- HONG KONG (Reuters) - A court
in China's Fujian province has issued an "evil cult" indictment
to a Hong Kong businessman for transporting Bibles into China and may hand
him a death sentence, a Hong Kong rights group said on Saturday.
-
- The court in the city of Fu Qing said Hong Kong trader
Li Guangqiang had "used an evil cult to damage a law-based
society",
the Information Center for Human Rights and Democracy said in a
statement.
-
- Li Guangqiang in April and May 2000 took 33,000 bibles
in two lots into China's Fujian Province to supply an underground Christian
group called the Shouter's sect, the group said. He was arrested on his
second trip.
-
- Li, 38, is a long term resident of Hong Kong.

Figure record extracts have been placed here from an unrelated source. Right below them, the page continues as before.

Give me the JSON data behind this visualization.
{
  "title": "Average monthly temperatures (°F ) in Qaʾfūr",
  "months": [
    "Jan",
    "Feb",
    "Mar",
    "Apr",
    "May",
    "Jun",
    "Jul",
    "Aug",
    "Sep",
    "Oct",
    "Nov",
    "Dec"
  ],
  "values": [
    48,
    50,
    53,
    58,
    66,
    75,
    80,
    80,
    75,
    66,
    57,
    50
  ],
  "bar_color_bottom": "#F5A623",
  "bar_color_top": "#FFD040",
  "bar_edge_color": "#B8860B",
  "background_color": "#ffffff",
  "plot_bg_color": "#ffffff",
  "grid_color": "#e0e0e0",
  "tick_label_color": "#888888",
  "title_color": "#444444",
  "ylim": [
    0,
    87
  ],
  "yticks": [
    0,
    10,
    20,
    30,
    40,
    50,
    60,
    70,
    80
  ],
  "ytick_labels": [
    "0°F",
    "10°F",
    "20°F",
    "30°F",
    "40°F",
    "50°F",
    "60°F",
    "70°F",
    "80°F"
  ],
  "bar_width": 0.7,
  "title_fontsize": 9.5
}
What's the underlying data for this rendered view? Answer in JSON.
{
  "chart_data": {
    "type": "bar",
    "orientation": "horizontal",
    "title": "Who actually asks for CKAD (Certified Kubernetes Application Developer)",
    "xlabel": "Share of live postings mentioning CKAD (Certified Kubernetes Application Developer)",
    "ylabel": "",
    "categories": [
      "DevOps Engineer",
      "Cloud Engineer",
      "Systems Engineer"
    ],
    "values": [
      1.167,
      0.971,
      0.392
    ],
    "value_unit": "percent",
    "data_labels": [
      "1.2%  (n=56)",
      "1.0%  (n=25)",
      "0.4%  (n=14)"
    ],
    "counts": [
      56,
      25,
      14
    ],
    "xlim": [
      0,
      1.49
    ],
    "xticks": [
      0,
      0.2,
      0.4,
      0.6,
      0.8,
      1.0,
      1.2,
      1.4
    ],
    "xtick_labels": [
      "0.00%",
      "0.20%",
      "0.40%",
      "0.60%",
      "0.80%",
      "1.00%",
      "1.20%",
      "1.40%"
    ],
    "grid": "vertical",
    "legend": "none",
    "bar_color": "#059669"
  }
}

He was
responding to a request in October 2000 by a leader of the sect, Yu Zhudi,
who travelled to Hong Kong and said the group needed bibles.
-
- On December 30, a Chinese court in Hubei's Jingmen city
gave the founders of the underground South China Church, Gong Shengliang
and Li Ying, a death sentence, calling their group an evil cult.
-
- Because Li's indictment mentioned an "evil
cult"
he may be sentenced to death, the rights group said.
-
- The group said it called on the Hong Kong government
to support Li and demand that China specify the definition of "evil
cult".
-
- It said that although China had never made public how
many such groups there were, the rights group estimated at least 16
Christian
organisations had been listed that way.